No primeiro fator, alguns aspectos chamaram atenção: embora o percentual de concordância tenha sido elevado, três assertivas obtiveram importante percentual de neutralidade. Para as assertivas “a aprendizagem compartilhada me ajudará a pensar positivamente sobre outros profissionais”, “a aprendizagem junto com outros estudantes da área da saúde durante a graduação melhoraria os relacionamentos após a graduação” e “a aprendizagem compartilhada me ajudará a compreender minhas próprias limitações”, foram encontrados 6,79%, 5,66% e 4,15% de neutralidade, respectivamente. A neutralidade das respostas precisa ser explorada de forma mais aprofundada em novos estudos e pode indicar dificuldade para se posicionar sobre aspectos que são distintos do modelo de formação vigente e hegemônico.

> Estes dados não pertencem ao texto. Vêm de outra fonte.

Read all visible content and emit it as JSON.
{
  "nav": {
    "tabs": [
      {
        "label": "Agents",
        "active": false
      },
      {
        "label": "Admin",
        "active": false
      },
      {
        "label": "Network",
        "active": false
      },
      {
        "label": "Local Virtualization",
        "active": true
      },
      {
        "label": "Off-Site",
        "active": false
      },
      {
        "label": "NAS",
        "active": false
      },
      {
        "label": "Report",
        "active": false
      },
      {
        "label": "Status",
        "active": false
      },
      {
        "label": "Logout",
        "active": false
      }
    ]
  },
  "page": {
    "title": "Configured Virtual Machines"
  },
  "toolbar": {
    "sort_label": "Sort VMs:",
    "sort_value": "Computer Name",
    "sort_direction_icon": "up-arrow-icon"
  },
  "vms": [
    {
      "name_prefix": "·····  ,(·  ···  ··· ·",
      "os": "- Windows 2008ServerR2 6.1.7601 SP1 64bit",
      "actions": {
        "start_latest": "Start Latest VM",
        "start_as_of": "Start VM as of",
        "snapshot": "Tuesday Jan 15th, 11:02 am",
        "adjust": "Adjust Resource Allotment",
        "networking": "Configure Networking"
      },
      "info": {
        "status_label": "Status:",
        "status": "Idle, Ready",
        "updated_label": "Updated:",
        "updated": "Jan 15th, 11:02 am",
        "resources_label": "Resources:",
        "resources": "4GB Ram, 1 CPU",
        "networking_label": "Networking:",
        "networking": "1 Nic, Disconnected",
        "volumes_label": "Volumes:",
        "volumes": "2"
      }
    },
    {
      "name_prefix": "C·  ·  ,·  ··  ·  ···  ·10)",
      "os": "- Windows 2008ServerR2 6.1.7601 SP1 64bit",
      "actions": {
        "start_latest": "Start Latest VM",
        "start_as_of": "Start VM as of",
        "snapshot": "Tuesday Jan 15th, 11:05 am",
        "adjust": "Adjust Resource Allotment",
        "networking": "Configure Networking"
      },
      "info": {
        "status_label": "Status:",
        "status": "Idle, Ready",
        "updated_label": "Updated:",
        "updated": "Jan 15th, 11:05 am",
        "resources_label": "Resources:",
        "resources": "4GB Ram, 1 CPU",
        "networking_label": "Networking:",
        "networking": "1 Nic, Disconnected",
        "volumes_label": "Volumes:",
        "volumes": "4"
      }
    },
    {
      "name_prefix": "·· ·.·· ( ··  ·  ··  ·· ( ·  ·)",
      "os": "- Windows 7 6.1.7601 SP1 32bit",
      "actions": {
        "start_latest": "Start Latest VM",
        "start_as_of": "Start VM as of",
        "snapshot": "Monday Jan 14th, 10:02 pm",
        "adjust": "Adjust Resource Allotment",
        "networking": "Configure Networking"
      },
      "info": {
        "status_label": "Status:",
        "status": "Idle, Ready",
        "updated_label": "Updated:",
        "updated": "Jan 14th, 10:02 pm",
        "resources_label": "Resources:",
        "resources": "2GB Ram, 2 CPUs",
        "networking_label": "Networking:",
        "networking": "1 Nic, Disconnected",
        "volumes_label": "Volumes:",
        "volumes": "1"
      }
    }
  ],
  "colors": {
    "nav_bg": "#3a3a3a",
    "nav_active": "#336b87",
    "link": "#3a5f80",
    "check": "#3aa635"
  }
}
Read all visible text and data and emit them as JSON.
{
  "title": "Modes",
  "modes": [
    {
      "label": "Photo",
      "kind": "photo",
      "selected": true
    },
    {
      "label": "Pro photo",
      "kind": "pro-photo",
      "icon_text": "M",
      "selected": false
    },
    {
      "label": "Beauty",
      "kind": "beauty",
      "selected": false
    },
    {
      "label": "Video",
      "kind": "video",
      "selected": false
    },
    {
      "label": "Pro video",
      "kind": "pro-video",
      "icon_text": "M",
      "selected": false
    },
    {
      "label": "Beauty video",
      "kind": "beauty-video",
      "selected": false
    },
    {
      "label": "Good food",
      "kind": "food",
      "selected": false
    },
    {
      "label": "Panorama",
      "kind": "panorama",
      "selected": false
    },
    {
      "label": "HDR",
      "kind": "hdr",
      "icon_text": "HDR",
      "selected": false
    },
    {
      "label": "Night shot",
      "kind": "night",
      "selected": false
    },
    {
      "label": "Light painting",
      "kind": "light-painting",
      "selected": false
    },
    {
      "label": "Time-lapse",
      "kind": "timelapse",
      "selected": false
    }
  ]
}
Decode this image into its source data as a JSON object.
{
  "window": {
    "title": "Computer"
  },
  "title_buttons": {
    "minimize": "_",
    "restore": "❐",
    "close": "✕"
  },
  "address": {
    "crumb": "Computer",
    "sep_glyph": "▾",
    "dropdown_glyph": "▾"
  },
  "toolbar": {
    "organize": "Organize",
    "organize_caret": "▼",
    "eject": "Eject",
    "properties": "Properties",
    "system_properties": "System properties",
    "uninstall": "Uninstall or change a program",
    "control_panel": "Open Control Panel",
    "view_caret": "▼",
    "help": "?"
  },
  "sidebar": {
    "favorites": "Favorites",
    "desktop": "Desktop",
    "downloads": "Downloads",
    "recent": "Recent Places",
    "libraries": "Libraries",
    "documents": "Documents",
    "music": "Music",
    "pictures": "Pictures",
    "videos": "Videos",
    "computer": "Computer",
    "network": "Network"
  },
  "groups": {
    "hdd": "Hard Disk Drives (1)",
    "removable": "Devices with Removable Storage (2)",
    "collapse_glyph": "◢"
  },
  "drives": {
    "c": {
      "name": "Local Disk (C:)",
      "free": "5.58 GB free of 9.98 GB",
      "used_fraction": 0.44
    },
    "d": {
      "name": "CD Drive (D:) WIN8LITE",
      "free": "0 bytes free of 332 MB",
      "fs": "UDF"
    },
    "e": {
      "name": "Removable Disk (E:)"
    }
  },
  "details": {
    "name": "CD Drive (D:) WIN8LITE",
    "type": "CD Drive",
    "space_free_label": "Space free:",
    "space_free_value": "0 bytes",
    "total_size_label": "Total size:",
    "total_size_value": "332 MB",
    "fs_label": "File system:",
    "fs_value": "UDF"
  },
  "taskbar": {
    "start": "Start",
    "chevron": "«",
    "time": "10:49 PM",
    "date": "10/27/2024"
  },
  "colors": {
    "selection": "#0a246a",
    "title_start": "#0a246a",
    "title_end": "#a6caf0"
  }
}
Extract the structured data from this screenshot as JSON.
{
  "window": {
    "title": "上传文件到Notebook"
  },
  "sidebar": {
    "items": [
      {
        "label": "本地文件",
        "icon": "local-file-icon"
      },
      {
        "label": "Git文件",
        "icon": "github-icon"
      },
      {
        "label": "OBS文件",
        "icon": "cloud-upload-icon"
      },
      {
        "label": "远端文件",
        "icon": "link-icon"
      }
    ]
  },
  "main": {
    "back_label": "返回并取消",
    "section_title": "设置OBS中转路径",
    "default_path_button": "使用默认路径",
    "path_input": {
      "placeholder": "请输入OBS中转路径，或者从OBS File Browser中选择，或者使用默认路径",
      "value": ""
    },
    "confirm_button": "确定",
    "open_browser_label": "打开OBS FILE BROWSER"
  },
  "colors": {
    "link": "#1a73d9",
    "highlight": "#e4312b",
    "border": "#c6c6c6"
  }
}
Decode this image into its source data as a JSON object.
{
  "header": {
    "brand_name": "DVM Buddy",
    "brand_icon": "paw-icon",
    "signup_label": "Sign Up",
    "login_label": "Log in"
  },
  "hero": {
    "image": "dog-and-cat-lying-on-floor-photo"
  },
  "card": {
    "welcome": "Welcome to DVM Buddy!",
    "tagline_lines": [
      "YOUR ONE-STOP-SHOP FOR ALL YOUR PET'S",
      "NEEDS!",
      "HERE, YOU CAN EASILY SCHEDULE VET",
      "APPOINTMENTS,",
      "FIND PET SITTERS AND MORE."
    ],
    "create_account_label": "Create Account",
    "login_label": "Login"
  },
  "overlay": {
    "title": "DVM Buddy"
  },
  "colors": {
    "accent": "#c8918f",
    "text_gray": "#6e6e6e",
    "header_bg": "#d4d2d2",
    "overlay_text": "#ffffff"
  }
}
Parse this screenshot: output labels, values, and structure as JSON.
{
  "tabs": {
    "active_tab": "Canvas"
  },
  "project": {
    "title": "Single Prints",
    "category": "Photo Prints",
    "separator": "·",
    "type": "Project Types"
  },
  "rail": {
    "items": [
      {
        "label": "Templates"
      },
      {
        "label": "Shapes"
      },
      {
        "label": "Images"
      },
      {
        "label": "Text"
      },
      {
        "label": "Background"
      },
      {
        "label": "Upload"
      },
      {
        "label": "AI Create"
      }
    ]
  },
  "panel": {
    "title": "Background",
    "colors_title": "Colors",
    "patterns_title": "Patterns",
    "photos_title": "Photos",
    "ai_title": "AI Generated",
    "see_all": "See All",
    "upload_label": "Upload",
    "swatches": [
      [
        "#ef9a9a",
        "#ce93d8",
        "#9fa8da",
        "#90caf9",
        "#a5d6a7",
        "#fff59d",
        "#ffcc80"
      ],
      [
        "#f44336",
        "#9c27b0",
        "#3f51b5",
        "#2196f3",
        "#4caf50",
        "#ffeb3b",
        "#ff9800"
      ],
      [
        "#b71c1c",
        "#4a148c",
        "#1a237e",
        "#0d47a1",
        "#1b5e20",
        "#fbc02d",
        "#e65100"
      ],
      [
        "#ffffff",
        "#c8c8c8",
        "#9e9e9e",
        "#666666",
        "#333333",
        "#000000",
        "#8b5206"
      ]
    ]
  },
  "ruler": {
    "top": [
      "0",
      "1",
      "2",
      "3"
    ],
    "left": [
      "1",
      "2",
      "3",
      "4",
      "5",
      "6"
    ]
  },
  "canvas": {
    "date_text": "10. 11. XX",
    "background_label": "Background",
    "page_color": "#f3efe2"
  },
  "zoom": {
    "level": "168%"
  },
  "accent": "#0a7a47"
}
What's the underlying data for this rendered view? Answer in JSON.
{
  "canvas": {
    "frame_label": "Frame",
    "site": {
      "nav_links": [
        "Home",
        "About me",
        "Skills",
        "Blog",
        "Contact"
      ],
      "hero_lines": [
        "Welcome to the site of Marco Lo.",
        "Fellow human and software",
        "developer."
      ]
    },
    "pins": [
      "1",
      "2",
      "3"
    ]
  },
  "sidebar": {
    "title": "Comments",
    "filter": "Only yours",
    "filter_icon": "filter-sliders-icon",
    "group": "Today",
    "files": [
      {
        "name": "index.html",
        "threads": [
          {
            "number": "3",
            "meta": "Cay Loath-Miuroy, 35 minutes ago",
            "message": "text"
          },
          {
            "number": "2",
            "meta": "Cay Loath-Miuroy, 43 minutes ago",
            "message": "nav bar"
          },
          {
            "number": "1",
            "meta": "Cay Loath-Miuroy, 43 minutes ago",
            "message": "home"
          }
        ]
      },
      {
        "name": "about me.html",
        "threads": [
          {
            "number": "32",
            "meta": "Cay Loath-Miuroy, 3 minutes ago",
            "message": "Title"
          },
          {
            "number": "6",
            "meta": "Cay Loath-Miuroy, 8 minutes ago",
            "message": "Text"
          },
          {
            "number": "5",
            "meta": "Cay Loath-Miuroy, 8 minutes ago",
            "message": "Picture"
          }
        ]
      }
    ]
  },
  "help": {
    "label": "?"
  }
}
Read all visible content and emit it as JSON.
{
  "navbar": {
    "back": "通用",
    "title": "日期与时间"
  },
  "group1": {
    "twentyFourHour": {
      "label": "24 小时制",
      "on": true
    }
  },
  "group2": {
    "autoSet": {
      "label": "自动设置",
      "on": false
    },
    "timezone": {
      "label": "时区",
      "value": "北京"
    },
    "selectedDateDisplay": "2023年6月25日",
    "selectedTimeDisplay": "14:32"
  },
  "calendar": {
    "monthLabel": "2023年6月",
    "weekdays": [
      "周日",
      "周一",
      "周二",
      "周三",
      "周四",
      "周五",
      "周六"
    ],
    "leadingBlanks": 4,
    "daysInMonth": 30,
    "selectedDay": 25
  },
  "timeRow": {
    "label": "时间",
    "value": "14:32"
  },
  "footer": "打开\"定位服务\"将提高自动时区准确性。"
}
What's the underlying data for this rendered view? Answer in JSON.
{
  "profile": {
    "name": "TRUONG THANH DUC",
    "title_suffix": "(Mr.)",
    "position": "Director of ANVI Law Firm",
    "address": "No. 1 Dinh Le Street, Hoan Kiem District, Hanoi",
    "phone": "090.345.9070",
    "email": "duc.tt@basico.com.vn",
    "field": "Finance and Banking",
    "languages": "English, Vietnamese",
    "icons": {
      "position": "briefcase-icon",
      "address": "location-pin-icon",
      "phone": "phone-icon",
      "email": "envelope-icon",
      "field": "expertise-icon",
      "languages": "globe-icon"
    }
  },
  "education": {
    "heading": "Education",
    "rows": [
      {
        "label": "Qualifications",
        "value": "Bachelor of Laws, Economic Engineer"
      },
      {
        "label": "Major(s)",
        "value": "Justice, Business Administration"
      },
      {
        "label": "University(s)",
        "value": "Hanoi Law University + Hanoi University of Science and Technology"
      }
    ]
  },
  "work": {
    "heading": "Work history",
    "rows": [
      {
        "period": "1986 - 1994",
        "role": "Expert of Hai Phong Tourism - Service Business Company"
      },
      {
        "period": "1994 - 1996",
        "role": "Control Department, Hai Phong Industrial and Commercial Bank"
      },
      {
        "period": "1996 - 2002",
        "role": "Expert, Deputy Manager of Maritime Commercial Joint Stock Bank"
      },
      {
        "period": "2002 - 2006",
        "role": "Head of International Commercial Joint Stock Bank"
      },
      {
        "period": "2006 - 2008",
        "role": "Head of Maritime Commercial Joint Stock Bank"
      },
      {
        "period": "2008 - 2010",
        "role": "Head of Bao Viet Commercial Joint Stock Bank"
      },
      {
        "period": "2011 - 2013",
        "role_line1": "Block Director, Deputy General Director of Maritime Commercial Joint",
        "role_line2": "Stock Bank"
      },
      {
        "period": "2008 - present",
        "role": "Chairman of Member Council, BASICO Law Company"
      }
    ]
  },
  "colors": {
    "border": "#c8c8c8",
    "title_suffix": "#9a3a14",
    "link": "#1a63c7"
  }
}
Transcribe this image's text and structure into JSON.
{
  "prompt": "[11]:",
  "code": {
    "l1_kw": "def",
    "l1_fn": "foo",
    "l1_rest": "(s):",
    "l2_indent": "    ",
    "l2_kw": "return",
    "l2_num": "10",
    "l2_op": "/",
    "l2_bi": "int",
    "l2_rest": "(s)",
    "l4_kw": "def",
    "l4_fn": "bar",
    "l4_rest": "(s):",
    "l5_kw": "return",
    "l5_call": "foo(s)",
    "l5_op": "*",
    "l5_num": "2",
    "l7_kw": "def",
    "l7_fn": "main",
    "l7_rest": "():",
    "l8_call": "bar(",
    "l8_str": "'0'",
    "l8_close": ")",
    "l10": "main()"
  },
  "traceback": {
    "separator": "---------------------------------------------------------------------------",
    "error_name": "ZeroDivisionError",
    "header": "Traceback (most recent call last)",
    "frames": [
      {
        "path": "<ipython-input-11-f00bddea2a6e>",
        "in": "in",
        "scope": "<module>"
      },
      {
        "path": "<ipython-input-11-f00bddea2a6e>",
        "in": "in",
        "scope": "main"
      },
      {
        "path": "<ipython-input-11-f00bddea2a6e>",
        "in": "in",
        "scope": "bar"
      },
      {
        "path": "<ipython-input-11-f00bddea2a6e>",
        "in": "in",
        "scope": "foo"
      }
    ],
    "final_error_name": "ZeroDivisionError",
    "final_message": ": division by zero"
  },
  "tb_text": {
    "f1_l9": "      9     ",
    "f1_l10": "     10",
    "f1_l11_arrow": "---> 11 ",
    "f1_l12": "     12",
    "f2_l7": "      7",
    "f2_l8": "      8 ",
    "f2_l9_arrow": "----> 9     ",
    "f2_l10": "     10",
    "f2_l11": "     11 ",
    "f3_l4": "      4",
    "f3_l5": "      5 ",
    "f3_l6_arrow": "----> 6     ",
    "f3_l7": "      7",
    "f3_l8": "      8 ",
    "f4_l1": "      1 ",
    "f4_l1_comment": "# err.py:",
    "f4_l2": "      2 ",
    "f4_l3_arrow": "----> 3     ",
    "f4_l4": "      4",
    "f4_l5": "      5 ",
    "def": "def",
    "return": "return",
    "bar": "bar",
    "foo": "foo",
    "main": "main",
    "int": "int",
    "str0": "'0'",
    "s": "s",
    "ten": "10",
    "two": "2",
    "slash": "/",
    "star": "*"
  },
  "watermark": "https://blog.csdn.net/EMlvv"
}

O conjunto de estudantes das diferentes áreas da saúde que responderam à pesquisa, a partir da frequência de concordância das respostas aos itens do fator 1, demonstraram compreensão e valorização da aprendizagem compartilhada e produção conjunta de conhecimentos. Portanto, os dados encontrados na primeira dimensão sugerem o entendimento dos participantes sobre a necessidade do desenvolvimento do trabalho em equipe e a colaboração para realizar o efetivo trabalho em conjunto voltado para uma atenção aprimorada ao paciente.

Identidade profissional

A segunda dimensão da RIPLS reflete a disponibilidade dos estudantes participantes do PET-Saúde Interprofissionalidade referente à identidade profissional. Os resultados indicam que a identidade profissional é um aspecto que precisa ser melhorado nas iniciativas de educação interprofissional. A maioria das assertivas evidenciou disponibilidade positiva superior a 80% de concordância ou concordância total. Porém, nessa dimensão, foram identificados itens com respostas bastante distribuídas entre as opções.

Tabela 3
Fator 2: Identidade profissional

A frequência de concordância para a assertiva relacionada à autonomia profissional “serei capaz de usar frequentemente o meu próprio julgamento no meu papel profissional (autonomia profissional)” é uma boa evidência de que a educação interprofissional também fornece subsídios para o desenvolvimento de competências específicas. Do total de respondentes, 63,02% indicaram concordar ou concordar totalmente, 24,53% indicaram neutralidade e 12,45% discordaram ou discordaram totalmente.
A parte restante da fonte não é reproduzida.